I am back in the United States now but it would have been much simpler and easier to retire in Asia. The main reasons I returned to Louisville are my brothers and sisters and cousins and my friends. Today Donna and Nancy took me to dinner for my birthday. They were students in my class in high school and both have become significant actors in the deaf world. And remained my friends. They are the types of friends it is very difficult to find in another country, another language, another culture where we have almost nothing in common.

Today we celebrated a memorial service for one of our Louisville priests who died. Archbishop Shelton Fabre presided. Next to him (on the left) was Deacon Dennis Nash whom I worked with in the 1970s when he was a high school student and I was running a youth group. We’ve been in contact over the years and it was great to see him now ministering to the People of God here.

This morning I spoke to the fourth-grade class at John Paul Academy. The teacher, Isaac Larrison, taught in another school in northern Kentucky with my sister, and when he heard I was back in Louisville, he invited me to his classroom where I talked about Cambodia.


Part of my transition back to Louisville is getting acclimated to Cherokee Park. Through extremely visionary planning on the part of Louisville’s early leaders, a series of large urban parks was created here by Frederick Olmsted, the designer of Central Park in New York City. One of these is the 400-acre Cherokee Park on the east side of downtown. All of my early years were in the West End of Louisville and my years as a priest in the South End so I’m very unfamiliar with the maze of trails and paths in Cherokee Park which is near my home now. Today I took an exploratory bike ride to the park and ended up at the Daniel Boone statue, one of the park’s landmarks.
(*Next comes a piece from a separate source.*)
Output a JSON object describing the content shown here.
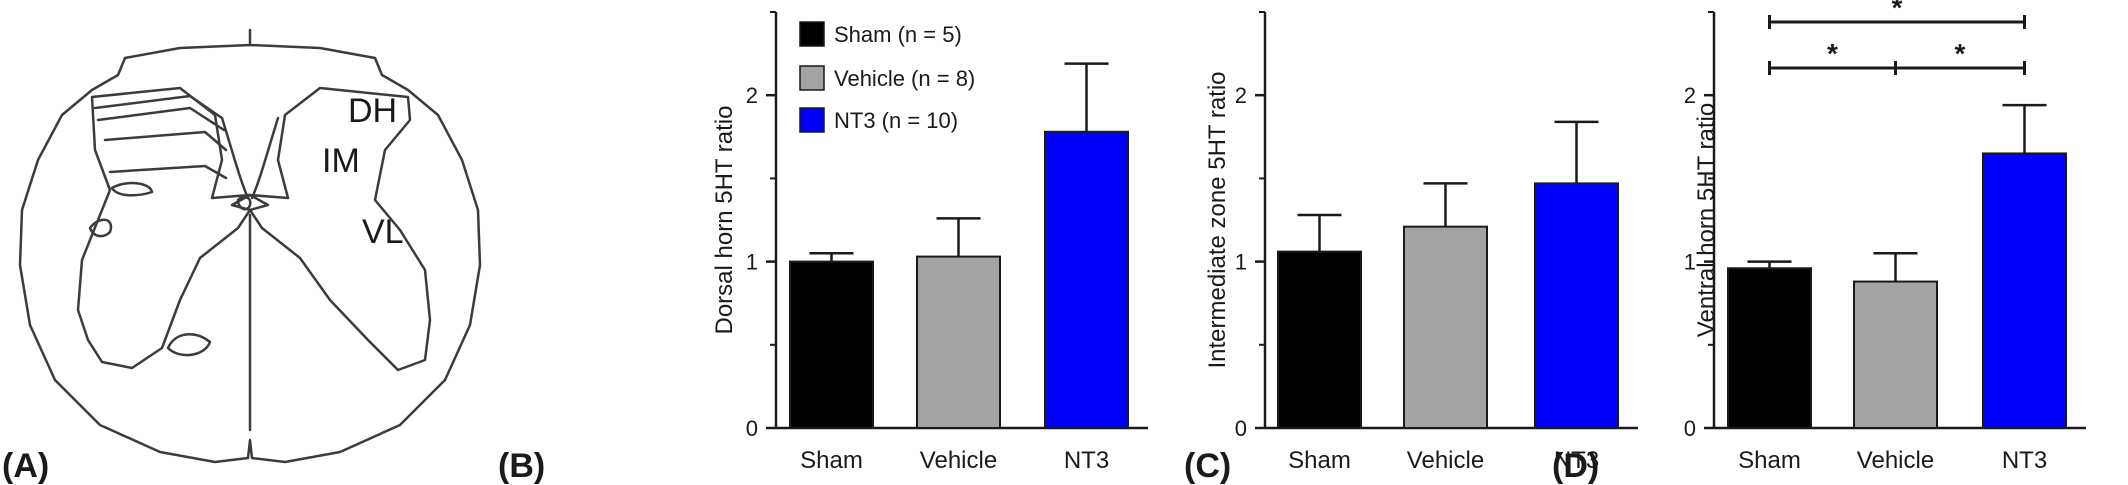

Tuesday, 17 February 2026, is the first day of the Lunar New Year (aka Chinese New Year or Tet [Vietnam]) so today is New Year’s Eve. May the Year of the Horse be a good year for you!
Yesterday and today made me dramatically aware of the maze of relationships across many countries that are part of my life. That realization started yesterday with my meeting with Julia whom I first met in Cambodia. More on this in the next few days.


Love springs from new life, love springs from death. Love acts like Gandhi and our pets and Jesus and Mr. Bean and Mr. Rogers and Bette Midler. Love won’t be pinned down.
Love is often hard, ignored, or hilarious. But one thing is certain: Love is our only hope.